Côte d’Ivoire : l’opposition frappe fort à Abidjan pour exiger la révision de la liste électorale

révision de la liste électorale

Le 31 mai dernier, la scène politique ivoirienne a connu un tournant majeur. Lors d’un grand rassemblement organisé à la place Ficgayo de Yopougon, plusieurs milliers de citoyens se sont mobilisés autour de la Coalition pour l’alternance pacifique en Côte d’Ivoire (Cap-CI). Ce meeting, hautement symbolique, a mis en lumière les profondes attentes de l’opposition ivoirienne qui réclame avec insistance la révision de la liste électorale en amont de l’élection présidentielle de 2025.

Un meeting à forte portée symbolique

Dans une ambiance électrique, les principaux leaders de l’opposition ont pris la parole pour exprimer leur ras-le-bol face à ce qu’ils considèrent comme des injustices politiques. Tidjane Thiam, leader du PDCI et ex-patron du Crédit Suisse, a pris part au rassemblement à distance depuis Paris, mais sa présence n’en a pas été moins marquante. Son visage est apparu sur les écrans géants sous les applaudissements de la foule. Son message était clair : « Les Ivoiriens ne sont pas des idiots ! »

Cette phrase a immédiatement résonné comme un cri de ralliement contre une situation politique jugée étouffante. La radiation de Tidjane Thiam de la liste électorale en avril dernier, décidée par la justice ivoirienne, est perçue comme une tentative d’exclusion politique, et a été vivement dénoncée par les participants.

Simone Gbagbo appelle à l’amnistie

Autre figure importante présente à ce meeting : Simone Ehivet Gbagbo, ancienne première dame. Dans un discours très attendu, elle a interpellé le président Alassane Ouattara, l’invitant à user de ses pouvoirs pour instaurer une loi d’amnistie qui permettrait la réintégration des dirigeants radiés, dont Tidjane Thiam.

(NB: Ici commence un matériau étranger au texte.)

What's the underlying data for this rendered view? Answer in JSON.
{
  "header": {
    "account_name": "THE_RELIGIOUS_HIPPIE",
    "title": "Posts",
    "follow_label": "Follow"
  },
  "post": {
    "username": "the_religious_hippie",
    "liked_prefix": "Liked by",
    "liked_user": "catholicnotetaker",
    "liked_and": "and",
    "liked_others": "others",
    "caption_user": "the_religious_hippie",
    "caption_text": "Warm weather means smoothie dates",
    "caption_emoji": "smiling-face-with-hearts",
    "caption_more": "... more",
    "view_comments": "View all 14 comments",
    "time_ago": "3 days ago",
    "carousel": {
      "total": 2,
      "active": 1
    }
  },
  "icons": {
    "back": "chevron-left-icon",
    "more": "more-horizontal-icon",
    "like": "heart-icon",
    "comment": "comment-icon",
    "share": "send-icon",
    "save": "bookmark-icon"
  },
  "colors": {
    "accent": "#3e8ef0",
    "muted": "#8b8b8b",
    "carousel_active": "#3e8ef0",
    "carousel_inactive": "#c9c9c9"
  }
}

« La loi ivoirienne permet au président d’écrire une loi d’amnistie. Il peut le faire, il doit le faire », a-t-elle insisté. Selon elle, un tel geste pourrait contribuer à désamorcer les tensions politiques croissantes à l’approche de l’élection 2025.

Charles Blé Goudé réclame un dialogue politique

Charles Blé Goudé, quant à lui, a souligné l’urgence d’un dialogue politique franc et ouvert entre l’opposition et le pouvoir. Il a rappelé que la démocratie ivoirienne ne peut évoluer sans une réelle volonté d’apaisement.

À cinq mois du scrutin, les revendications de l’opposition se concentrent sur trois axes :

  • La réintégration des leaders politiques radiés ;

  • La révision de la liste électorale pour garantir l’inclusivité ;

  • Un dialogue national pour prévenir de nouvelles crises.

Un enjeu démocratique crucial

Ce meeting n’est pas un simple rassemblement : il est le reflet d’un climat politique sous tension. L’histoire électorale de la Côte d’Ivoire a été marquée par des épisodes douloureux, notamment les violences post-électorales de 2010-2011. Pour beaucoup d’Ivoiriens, garantir une élection apaisée en 2025 passe nécessairement par un processus électoral transparent et équitable.

Le mot d’ordre est clair : plus jamais de morts à chaque élection. La Cap-CI entend bien maintenir la pression sur le gouvernement jusqu’à l’obtention de réponses concrètes.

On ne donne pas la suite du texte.